Politik : PRI bestimmt Kandidaten für die Wahlen im Juli 2000 - Ex-Innenminister siegt

Sigrun Rottmann

Der Kandidat der regierenden Partei der Institutionalisierten Revolution (PRI) für die mexikanischen Präsidentschaftswahlen im Juli 2000 heißt Franscisco Labastida. Bei der ersten öffentlichen Wahl des PRI-Anwärters für das Amt des Staats- und Regierungschefs schnitt Labastida am Sonntag wesentlich besser ab als erwartet. Der ehemalige Innenminister habe in mindestens 272 von 300 Wahlkreisen eine Mehrheit erzielt, erklärte die Parteiführung am Montagmorgen. Sein stärkster Konkurrent Roberto Madrazo konnte nach dem vorläufigen Ergebnis rund 20 Bezirke für sich verbuchen.
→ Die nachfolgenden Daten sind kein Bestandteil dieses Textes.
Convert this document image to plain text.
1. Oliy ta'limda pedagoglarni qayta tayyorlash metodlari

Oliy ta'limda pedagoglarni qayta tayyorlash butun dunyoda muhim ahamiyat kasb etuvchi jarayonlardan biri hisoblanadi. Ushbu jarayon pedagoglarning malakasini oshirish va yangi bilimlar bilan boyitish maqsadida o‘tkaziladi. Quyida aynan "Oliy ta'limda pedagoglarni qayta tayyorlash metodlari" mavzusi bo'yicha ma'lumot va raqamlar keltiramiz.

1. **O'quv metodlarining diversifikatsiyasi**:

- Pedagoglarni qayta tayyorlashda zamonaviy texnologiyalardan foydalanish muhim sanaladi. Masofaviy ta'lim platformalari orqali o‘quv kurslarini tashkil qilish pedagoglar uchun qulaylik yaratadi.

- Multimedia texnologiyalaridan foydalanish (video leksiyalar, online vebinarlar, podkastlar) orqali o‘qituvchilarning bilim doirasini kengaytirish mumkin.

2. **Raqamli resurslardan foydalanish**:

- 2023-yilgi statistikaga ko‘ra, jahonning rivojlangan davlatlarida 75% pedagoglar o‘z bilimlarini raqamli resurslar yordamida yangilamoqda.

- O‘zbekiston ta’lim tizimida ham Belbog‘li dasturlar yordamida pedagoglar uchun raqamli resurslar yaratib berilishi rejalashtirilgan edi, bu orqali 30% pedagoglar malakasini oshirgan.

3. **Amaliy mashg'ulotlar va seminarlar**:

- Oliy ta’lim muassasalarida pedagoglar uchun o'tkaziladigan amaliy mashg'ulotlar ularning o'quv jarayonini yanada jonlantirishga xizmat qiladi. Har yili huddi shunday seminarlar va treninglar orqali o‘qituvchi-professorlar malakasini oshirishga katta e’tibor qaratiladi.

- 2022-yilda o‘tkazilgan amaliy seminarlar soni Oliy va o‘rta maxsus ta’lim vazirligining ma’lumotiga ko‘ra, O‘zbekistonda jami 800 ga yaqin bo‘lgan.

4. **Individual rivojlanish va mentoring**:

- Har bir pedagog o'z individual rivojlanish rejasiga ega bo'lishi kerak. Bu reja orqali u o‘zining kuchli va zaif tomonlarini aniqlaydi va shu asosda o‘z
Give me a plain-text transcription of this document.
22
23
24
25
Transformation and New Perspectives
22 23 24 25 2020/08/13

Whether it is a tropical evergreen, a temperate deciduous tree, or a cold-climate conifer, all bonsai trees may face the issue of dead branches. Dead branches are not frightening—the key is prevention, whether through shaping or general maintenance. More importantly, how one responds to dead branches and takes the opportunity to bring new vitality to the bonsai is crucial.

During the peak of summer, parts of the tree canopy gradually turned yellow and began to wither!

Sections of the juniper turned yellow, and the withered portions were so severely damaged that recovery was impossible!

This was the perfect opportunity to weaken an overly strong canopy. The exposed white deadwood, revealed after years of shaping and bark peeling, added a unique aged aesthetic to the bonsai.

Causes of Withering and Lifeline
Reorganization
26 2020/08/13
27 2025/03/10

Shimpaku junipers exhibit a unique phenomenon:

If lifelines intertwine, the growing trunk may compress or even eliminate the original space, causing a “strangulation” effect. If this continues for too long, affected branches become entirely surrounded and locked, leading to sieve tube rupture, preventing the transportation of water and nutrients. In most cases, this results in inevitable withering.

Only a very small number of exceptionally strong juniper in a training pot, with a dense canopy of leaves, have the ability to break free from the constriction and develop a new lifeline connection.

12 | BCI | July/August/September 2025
Entgegen allen Gerüchten über seinen bevorstehenden Parteiaustritt erklärte Madrazo zunächst, er werde weiter für eine Reform der PRI kämpfen. "Es war von Anfang an klar, dass wir gegen verkrustete Strukturen und Widerstände gegen Reformen schwer ankommen würden", kommentierte er seine Niederlage. Während des Wahlkampfes hatte der Ex-Gouverneur von Tabasco Labastida vorgeworfen, er sei der "Lieblingskandidat" der PRI und habe die Parteimaschinerie hinter sich. Diese habe einen fairen und demokratischen Wettbewerb verhindert.

Mit der Wahl hat die PRI nach 70 Jahren an der Regierung mit der Tradition gebrochen, dem amtierenden Präsidenten das letzte Wort über den "Kronprinzen" zu überlassen. Sie hatte alle wahlberechtigten Bürger aufgerufen, ihre Stimme abzugeben. Wie viele Mexikaner zu den Urnen gingen, war zunächst nicht bekannt. Nach ersten Berichten kam es nur vereinzelt zu Unregelmäßigkeiten.

Staats- und Parteichef Ernesto Zedillo war in den vergangenen Wochen sehr darauf bedacht, jeden Verdacht über eine besondere Sympathie für Labastida zu zerstreuen. Am Sonntag machte er nach eigenen Angaben hinter den Namen aller vier Kandidaten ein Kreuzchen, obwohl der Stimmzettel dadurch ungültig wurde. Außerdem habe er für alle drei Männer gestimmt, die sich um die Kandidatur für den Posten des Bürgergermeisters von Mexiko-Stadt beworben hatten, erklärte Zedillo. PRI-Anwärter auf diesen Posten ist nun Jesus Silva Herzog, der wie Labastida von vielen Kommentatoren als "offizieller Kandidat" bezeichnet worden war.

Präsident Zedillo erklärte die Wahl zu einem "historischen" Ereignis und großen Fortschritt in der Demokratisierung Mexikos. Labastida gab "die Geburt einer neuen PRI" bekannt.